The call center gets an extreme makeover
Please wait for the next available agent. The traditional customer call center, with its familiar prompts and varying wait times, is becoming extinct.
Contact center services are evolving rapidly, propelled by two symbiotic forces: rising customer expectations and technology. The routine questions that prompted people to seek out a resolution over the telephone are being absorbed by self-service channels, such as chatbots and online communities.

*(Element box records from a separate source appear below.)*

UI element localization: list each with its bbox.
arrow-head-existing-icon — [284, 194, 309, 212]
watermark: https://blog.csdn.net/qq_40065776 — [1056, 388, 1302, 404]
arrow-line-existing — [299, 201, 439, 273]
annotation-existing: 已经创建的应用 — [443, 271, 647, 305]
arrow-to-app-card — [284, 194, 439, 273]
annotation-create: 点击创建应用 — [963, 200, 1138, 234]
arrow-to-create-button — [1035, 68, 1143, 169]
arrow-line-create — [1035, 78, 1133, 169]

Back in the call center, automation technologies like robotic process automation and AI are increasingly augmenting -- or autonomously handling -- routine tasks, freeing up human agents to handle more complex problems. Even the look of the call center, with its rows of wired-up agents tethered to monitors, is being refashioned by technology. Feature-rich mobile device desktops now enable agents to work from anywhere anytime. Moreover, the growing popularity of customer-agent video chats requires a different backdrop from the noisy drone of call center hives.
Contact center services were designed to dispatch customer complaints and questions as quickly as possible and at a low cost. Cost savings and time to resolution are still important metrics, but customer service has been reinvented by the likes of Amazon and Uber, where the quality of the customer experience, not the product, is the selling point.
Smart companies see contact centers -- rechristened customer experience centers -- as brand differentiators: Aided by technology and manned by upskilled agents, they're becoming powerful vehicles for building customer loyalty and driving revenue.
This handbook traces the evolution of the customer complaint department, from call centers to CX centers. It explains how AI is the foundation for the quick, personalized service customers demand and forecasts how technologies like augmented reality will eventually show -- not tell -- customers how to get the most out of companies' products and services.